Yuliatmi Pratiwi, karyawan swasta di Makassar yang bergabung dengan Guardian of Peace. (Foto: Taufiq Hidayat/KBR)
Wiwik aktif di beragam kegiatan KITA Bhinneka Tunggal Ika. Saban pekan, sebelum pandemi, ia ikut ke sekolah-sekolah untuk menggelar dialog damai. Mereka ingin nilai toleransi, keberagaman dan antikekerasan diperkenalkan sejak dini.
“Dialog damai yang kita lakukan itu peminatnya bisa ada lebih dari 40 orang atau 90 orang dialog damai dan setiap topik yang kita bawa kan mereka selalu tertarik begitu. Kita juga ada yang dongeng damai, pendidikan perdamaian lalu kita juga ada waktu bulan puasa untuk masyarakat yang ada di Kampung Amanah,” ujar dia.
Kampung Amanah di Makassar menjadi sasaran kegiatan karena termasuk wilayah marjinal yang rentan kekerasan. Wiwik juga sempat memberikan dampingan psikologi bagi korban banjir bandang di Masamba beberapa waktu lalu. Setahun lebih menjadi agen perdamaian, Wiwik belajar satu hal.
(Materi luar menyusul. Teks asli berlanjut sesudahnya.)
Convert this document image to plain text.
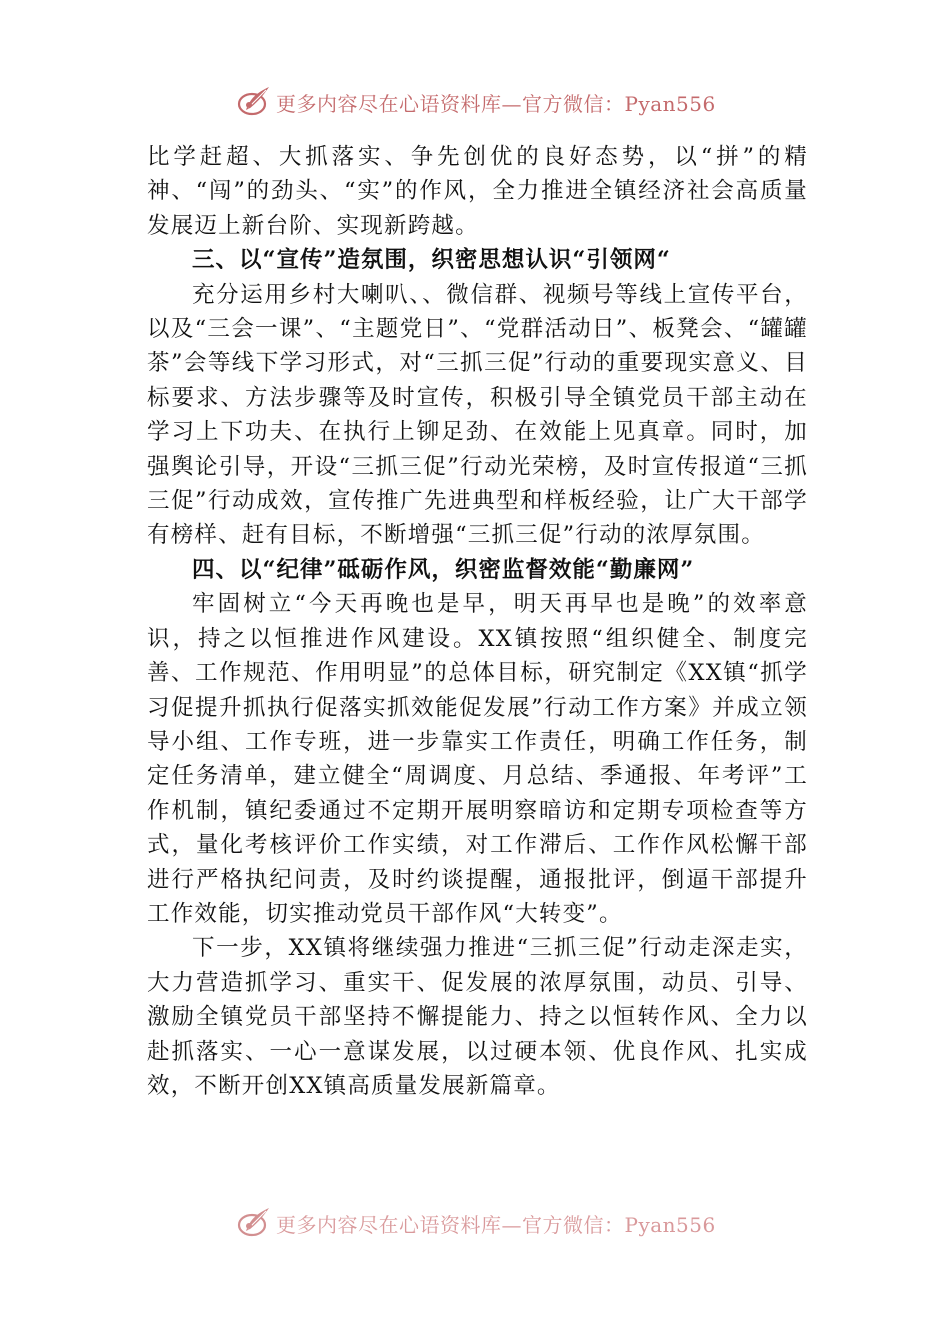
更多内容尽在心语资料库—官方微信：Pyan556

比学赶超、大抓落实、争先创优的良好态势，以“拼”的精神、“闯”的劲头、“实”的作风，全力推进全镇经济社会高质量发展迈上新台阶、实现新跨越。

三、以“宣传”造氛围，织密思想认识“引领网“

充分运用乡村大喇叭、、微信群、视频号等线上宣传平台，以及“三会一课”、“主题党日”、“党群活动日”、板凳会、“罐罐茶”会等线下学习形式，对“三抓三促”行动的重要现实意义、目标要求、方法步骤等及时宣传，积极引导全镇党员干部主动在学习上下功夫、在执行上铆足劲、在效能上见真章。同时，加强舆论引导，开设“三抓三促”行动光荣榜，及时宣传报道“三抓三促”行动成效，宣传推广先进典型和样板经验，让广大干部学有榜样、赶有目标，不断增强“三抓三促”行动的浓厚氛围。

四、以“纪律”砥砺作风，织密监督效能“勤廉网”

牢固树立“今天再晚也是早，明天再早也是晚”的效率意识，持之以恒推进作风建设。XX镇按照“组织健全、制度完善、工作规范、作用明显”的总体目标，研究制定《XX镇“抓学习促提升抓执行促落实抓效能促发展”行动工作方案》并成立领导小组、工作专班，进一步靠实工作责任，明确工作任务，制定任务清单，建立健全“周调度、月总结、季通报、年考评”工作机制，镇纪委通过不定期开展明察暗访和定期专项检查等方式，量化考核评价工作实绩，对工作滞后、工作作风松懈干部进行严格执纪问责，及时约谈提醒，通报批评，倒逼干部提升工作效能，切实推动党员干部作风“大转变”。

下一步，XX镇将继续强力推进“三抓三促”行动走深走实，大力营造抓学习、重实干、促发展的浓厚氛围，动员、引导、激励全镇党员干部坚持不懈提能力、持之以恒转作风、全力以赴抓落实、一心一意谋发展，以过硬本领、优良作风、扎实成效，不断开创XX镇高质量发展新篇章。

更多内容尽在心语资料库—官方微信：Pyan556
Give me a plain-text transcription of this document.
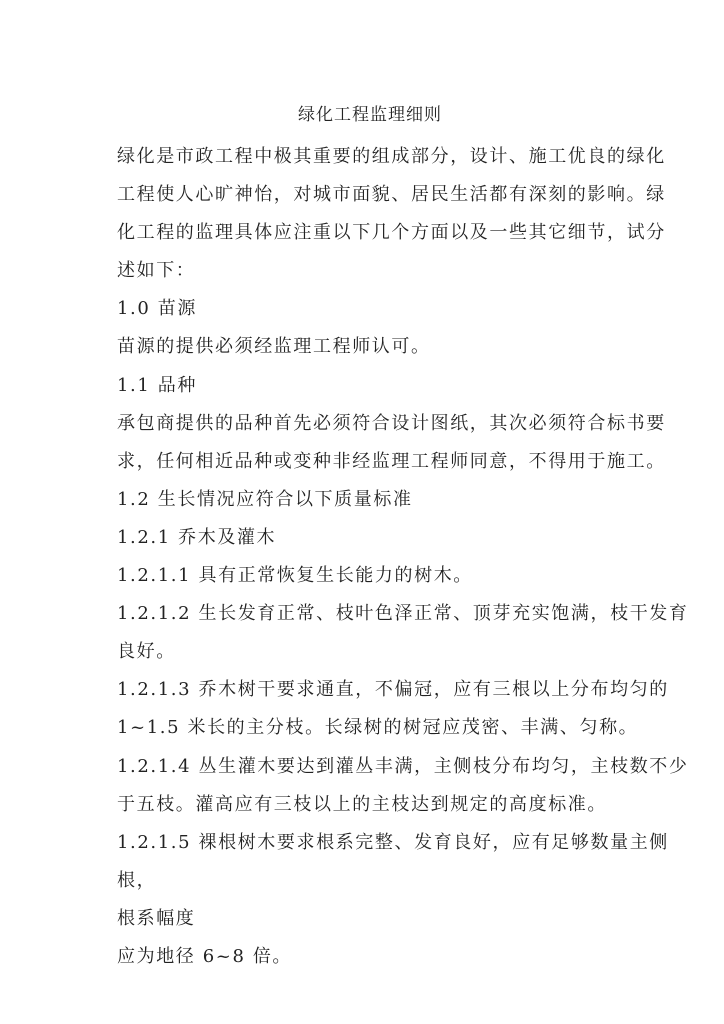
绿化工程监理细则
绿化是市政工程中极其重要的组成部分，设计、施工优良的绿化
工程使人心旷神怡，对城市面貌、居民生活都有深刻的影响。绿
化工程的监理具体应注重以下几个方面以及一些其它细节，试分
述如下：
1.0 苗源
苗源的提供必须经监理工程师认可。
1.1 品种
承包商提供的品种首先必须符合设计图纸，其次必须符合标书要
求，任何相近品种或变种非经监理工程师同意，不得用于施工。
1.2 生长情况应符合以下质量标准
1.2.1 乔木及灌木
1.2.1.1 具有正常恢复生长能力的树木。
1.2.1.2 生长发育正常、枝叶色泽正常、顶芽充实饱满，枝干发育
良好。
1.2.1.3 乔木树干要求通直，不偏冠，应有三根以上分布均匀的
1~1.5 米长的主分枝。长绿树的树冠应茂密、丰满、匀称。
1.2.1.4 丛生灌木要达到灌丛丰满，主侧枝分布均匀，主枝数不少
于五枝。灌高应有三枝以上的主枝达到规定的高度标准。
1.2.1.5 裸根树木要求根系完整、发育良好，应有足够数量主侧根，
根系幅度
应为地径 6~8 倍。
Damai itu harus berawal dari diri sendiri.
“Hal-hal yang saya dapatkan kita Bhinneka ini dan di program ini saya terapkan di lingkungan sekitar saya di lingkungan kantor saya di lingkungan komunitas saya,” kata Wiwik.
Acara meet & greet anggota Guardian of Peace di masa pandemi. (Foto: dokumentasi KITA Bhinneka Tunggal Ika)
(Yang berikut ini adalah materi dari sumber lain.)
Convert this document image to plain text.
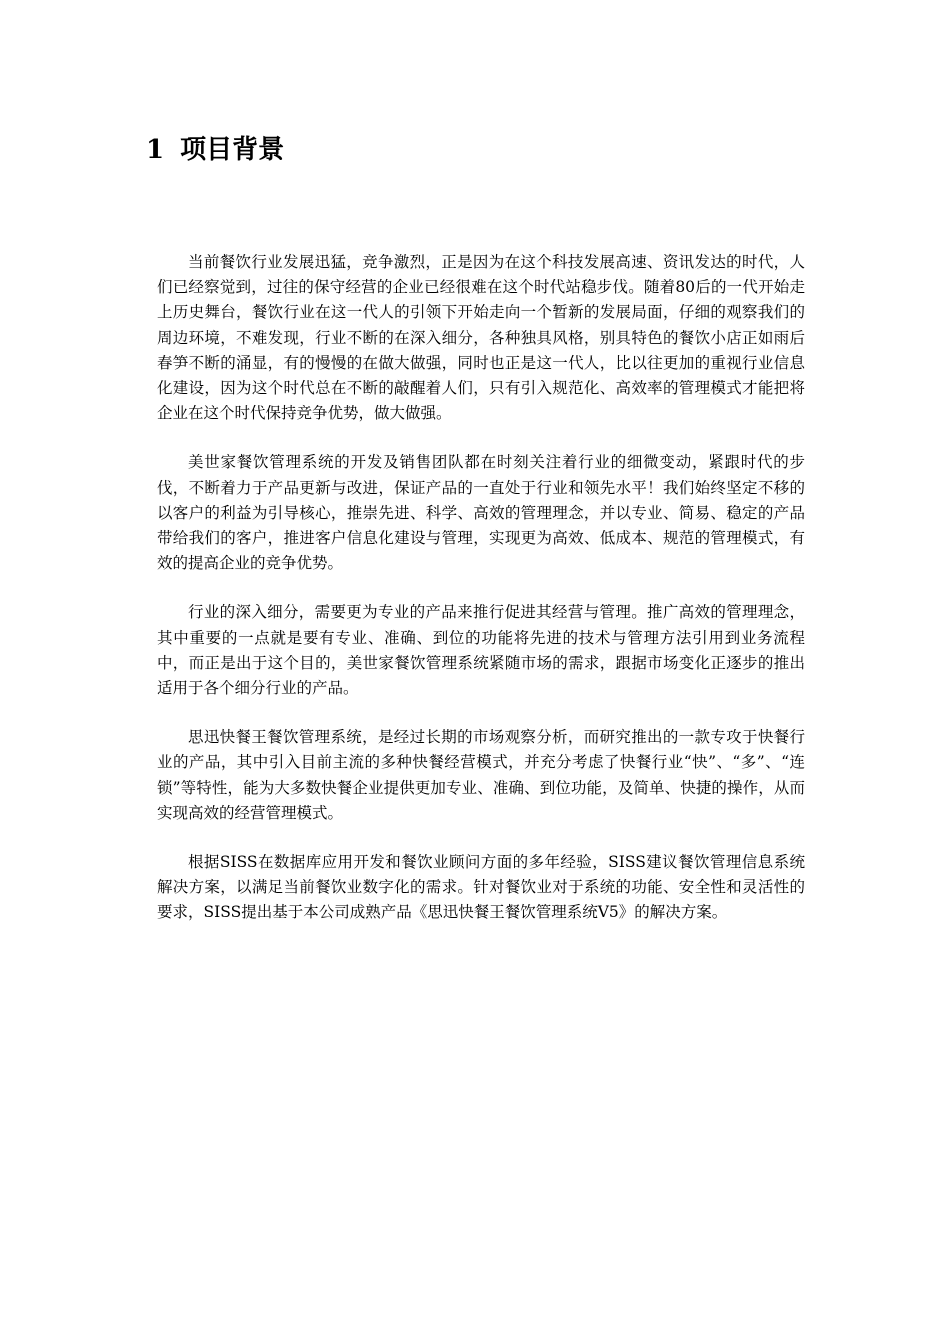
1 项目背景

当前餐饮行业发展迅猛，竞争激烈，正是因为在这个科技发展高速、资讯发达的时代，人们已经察觉到，过往的保守经营的企业已经很难在这个时代站稳步伐。随着80后的一代开始走上历史舞台，餐饮行业在这一代人的引领下开始走向一个暂新的发展局面，仔细的观察我们的周边环境，不难发现，行业不断的在深入细分，各种独具风格，别具特色的餐饮小店正如雨后春笋不断的涌显，有的慢慢的在做大做强，同时也正是这一代人，比以往更加的重视行业信息化建设，因为这个时代总在不断的敲醒着人们，只有引入规范化、高效率的管理模式才能把将企业在这个时代保持竞争优势，做大做强。

美世家餐饮管理系统的开发及销售团队都在时刻关注着行业的细微变动，紧跟时代的步伐，不断着力于产品更新与改进，保证产品的一直处于行业和领先水平！我们始终坚定不移的以客户的利益为引导核心，推崇先进、科学、高效的管理理念，并以专业、简易、稳定的产品带给我们的客户，推进客户信息化建设与管理，实现更为高效、低成本、规范的管理模式，有效的提高企业的竞争优势。

行业的深入细分，需要更为专业的产品来推行促进其经营与管理。推广高效的管理理念，其中重要的一点就是要有专业、准确、到位的功能将先进的技术与管理方法引用到业务流程中，而正是出于这个目的，美世家餐饮管理系统紧随市场的需求，跟据市场变化正逐步的推出适用于各个细分行业的产品。

思迅快餐王餐饮管理系统，是经过长期的市场观察分析，而研究推出的一款专攻于快餐行业的产品，其中引入目前主流的多种快餐经营模式，并充分考虑了快餐行业“快”、“多”、“连锁”等特性，能为大多数快餐企业提供更加专业、准确、到位功能，及简单、快捷的操作，从而实现高效的经营管理模式。

根据SISS在数据库应用开发和餐饮业顾问方面的多年经验，SISS建议餐饮管理信息系统解决方案，以满足当前餐饮业数字化的需求。针对餐饮业对于系统的功能、安全性和灵活性的要求，SISS提出基于本公司成熟产品《思迅快餐王餐饮管理系统V5》的解决方案。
Wiwik dan Dwi adalah bagian dari total 50 lebih agen perdamaian yang berhasil direkrut lewat Guardian of Peace. Pendiri sekaligus Direktur Kita Bhinneka Tunggal Ika, Therry Al Ghifari ingin langkah-langkah kecil ini bisa berdampak besar untuk memutus rantai kekerasan.
“Kita butuh orang yang punya nilai perdamaian penuh di dalam dirinya dan dia survive dengan pertentangan yang dialami. Kemudian berusaha menyebarkan bibit-bibitnya ke orang lain. Tujuan damai itu harus dilakukan dengan cara-cara yang damai. Tidak ada perdamaian yang kita cita-citakan, tapi kita wujudkan dengan cara-cara kekerasan atau cara yang menjurus kepada kekerasan,” pungkas Therry.